Plus de quinze millions de téléspectateurs ont suivi, mercredi 5 mars, l’allocution solennelle du chef de l’Etat. L’alerte d’Emmanuel Macron sur le grand basculement géopolitique provoqué par le rapprochement de Donald Trump et de Vladimir Poutine aux dépens de l’Ukraine et de l’Europe a été entendue. Les sondages réalisés dans les jours qui ont suivi convergent : les Français sont inquiets, ils ont intégré la menace russe, compris qu’ils ne pourraient plus compter sur les Etats-Unis pour les protéger et soutiennent le réarmement qui s’engage ou s’accélère en Europe.
Dans une interview à La Tribune Dimanche du 9 mars, le ministre de la défense, Sébastien Lecornu, a fixé l’horizon souhaitable des dépenses militaires françaises à 100 milliards d’euros annuels en 2030 contre 50 milliards d’euros aujourd’hui.
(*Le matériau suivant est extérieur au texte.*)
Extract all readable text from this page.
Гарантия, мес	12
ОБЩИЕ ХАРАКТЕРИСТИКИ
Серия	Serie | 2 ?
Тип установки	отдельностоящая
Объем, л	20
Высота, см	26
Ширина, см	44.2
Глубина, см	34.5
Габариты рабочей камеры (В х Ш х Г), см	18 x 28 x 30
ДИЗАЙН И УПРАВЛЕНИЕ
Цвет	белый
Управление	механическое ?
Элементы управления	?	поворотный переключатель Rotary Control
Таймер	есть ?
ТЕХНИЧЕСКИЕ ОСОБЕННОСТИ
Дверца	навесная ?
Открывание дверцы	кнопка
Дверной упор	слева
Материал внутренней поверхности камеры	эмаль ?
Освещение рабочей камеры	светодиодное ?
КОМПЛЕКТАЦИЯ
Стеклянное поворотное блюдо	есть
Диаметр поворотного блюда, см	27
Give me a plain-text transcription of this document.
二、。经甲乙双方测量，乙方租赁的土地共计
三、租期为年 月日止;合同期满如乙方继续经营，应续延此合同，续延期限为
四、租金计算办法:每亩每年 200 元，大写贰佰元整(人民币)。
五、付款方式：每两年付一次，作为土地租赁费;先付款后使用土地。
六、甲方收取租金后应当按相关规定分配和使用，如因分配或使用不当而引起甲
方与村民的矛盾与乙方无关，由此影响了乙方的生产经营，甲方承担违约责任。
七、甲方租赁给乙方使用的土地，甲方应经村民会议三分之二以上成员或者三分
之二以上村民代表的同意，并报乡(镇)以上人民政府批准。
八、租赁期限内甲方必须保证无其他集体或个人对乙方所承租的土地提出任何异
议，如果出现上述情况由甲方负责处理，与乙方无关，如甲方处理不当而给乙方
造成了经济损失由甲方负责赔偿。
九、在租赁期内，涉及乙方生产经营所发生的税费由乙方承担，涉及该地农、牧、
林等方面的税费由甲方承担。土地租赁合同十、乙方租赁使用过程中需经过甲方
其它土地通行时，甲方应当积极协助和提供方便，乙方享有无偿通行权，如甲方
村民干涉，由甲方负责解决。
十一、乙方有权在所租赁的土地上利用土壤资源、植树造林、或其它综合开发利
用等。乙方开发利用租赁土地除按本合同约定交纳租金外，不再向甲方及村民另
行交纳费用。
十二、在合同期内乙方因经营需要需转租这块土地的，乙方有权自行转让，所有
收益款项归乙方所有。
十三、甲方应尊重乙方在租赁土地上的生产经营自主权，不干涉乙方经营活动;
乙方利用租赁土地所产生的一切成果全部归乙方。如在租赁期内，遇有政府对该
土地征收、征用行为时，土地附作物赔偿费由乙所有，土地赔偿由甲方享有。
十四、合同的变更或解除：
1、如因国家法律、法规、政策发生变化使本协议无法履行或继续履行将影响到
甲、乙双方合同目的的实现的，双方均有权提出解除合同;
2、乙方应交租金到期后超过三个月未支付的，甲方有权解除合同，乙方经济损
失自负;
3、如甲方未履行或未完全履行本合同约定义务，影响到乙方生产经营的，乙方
En situation budgétaire normale, le doublement du budget militaire constituerait un défi.
Dans le contexte actuel, il met le pays au pied du mur : la France a accusé à la fin de l’année 2024 un déficit public de 6 % du produit intérieur brut (PIB) que le gouvernement espère tout juste contenir à 5,4 % cette année sans garantie d’y parvenir. Le pays est aussi lesté par une dette publique qui atteint 3 300 milliards d’euros (113,7 % du PIB). Son remboursement pèse de plus en plus lourd sur le budget de l’Etat en raison de la remontée des taux d’intérêt : 59 milliards d’euros prévus cette année, plus de 70 milliards en 2027. L’accumulation de ces mauvais chiffres vaut à la France d’être classée parmi les plus mauvais élèves de la zone euro.
La souveraineté, selon le dictionnaire Le Robert, définit le caractère d’un Etat « qui n’est soumis à aucun autre Etat ». Le fossé entre le discours sur la souveraineté européenne porté avec lucidité et de façon avant-gardiste depuis 2017 par Emmanuel Macron et la difficulté du dirigeant français à maîtriser les finances de son pays restera comme le grand paradoxe de la période. L’homme du réveil européen aura été en même temps le héraut en France du « quoi qu’il en coûte », celui qui aura mêlé dans un même mouvement la bonne et la mauvaise dette, l’indispensable financement des grands investissements d’avenir et la préservation d’un modèle français qui ne parvient plus depuis des décennies à s’autofinancer.